Así apareció entre nosotros la cultura de lo "fácil", "light", "dietético", "relativo" y "ambiguo". La cultura global del error y mentira. La cultura del dominio total de desidentidades. La atrayente cultura de la apariencia y autoengaño, en que "pretendiendo ser como Dios", jugar el papel de Dios… quisimos manejar, como nuestro poder, la ciencia combinada del bien y del mal, a nuestro antojo y recurrencia. Esto sigue teniendo mucha fortaleza entre nosotros hoy, pues, es la base del sistema económico en que nos movemos. Sistema del engaño, de lo fácil, de la trampa, del narcotráfico, del no esfuerzo, del placer y del "solo consumo". La cultura en parte importada del "take it easy". Pero no todo es esta terrible "abulia" y "desesperanza". Hoy, la verdad luchada, la vida comprometida y entregada sin nada a cambio, el camino duro y difícil, pero real, que permite crecer y generar hombres y mujeres que no se separan ni excluyen, aunque se distinguen, va volviendo a ser la alternativa.
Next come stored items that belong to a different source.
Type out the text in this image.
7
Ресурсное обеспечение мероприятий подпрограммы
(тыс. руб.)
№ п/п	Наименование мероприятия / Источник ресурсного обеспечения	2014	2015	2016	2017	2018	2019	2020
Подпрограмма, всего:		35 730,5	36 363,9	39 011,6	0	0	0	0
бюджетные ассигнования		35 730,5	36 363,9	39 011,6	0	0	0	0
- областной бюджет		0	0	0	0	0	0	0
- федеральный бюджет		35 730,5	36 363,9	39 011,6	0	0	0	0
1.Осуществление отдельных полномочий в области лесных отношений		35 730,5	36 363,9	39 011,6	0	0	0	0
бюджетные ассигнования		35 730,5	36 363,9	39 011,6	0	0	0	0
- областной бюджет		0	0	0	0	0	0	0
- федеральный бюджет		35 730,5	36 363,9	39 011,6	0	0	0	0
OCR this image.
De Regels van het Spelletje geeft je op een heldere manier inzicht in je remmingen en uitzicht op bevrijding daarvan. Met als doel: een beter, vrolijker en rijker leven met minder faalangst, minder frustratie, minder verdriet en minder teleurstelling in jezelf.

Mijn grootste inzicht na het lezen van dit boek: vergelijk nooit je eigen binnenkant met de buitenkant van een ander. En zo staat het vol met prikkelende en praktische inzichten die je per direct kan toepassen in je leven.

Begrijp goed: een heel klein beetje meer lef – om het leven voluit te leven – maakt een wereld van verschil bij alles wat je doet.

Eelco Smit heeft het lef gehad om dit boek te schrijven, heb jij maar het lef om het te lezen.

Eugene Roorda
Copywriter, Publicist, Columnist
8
Esto exige, por supuesto, saber renunciar y no querer tenerlo todo, fácil y rápido. Exige personas de coraje, auténticos "guerreros" en favor de la vida y de los otros. Exige seguir "en serio" a Jesús, con todas sus condiciones, y no simplemente resignarse a ser admiradores fanáticos, ruidosos, del camino de Jesús, del camino de la vida, del camino de la Cruz.

En esto seguimos la verdadera "sabiduría", que no es resultado del solo conocimiento humano, sino y sobre todo de la fuerza del Espíritu. Qué bueno poder abrir los ojos y saludar a los auténticos seres humanos, aquellos que "saben renunciar", para alcanzar y ofrecer vida a los demás; los que van a contra corriente, -como invitó el Papa a los jóvenes- porque son verdaderos discípulos del Señor; porque están cada día entregando lo mejor de ellos mismos: su padre, madre o hermanos, sus mejores bienes y abrazan con cariño la Cruz: La vida de todos los demás, particularmente los más pobres y necesitados, los suprimidos y excluidos, los derribados, desechados y abandonados, los que en realidad son más.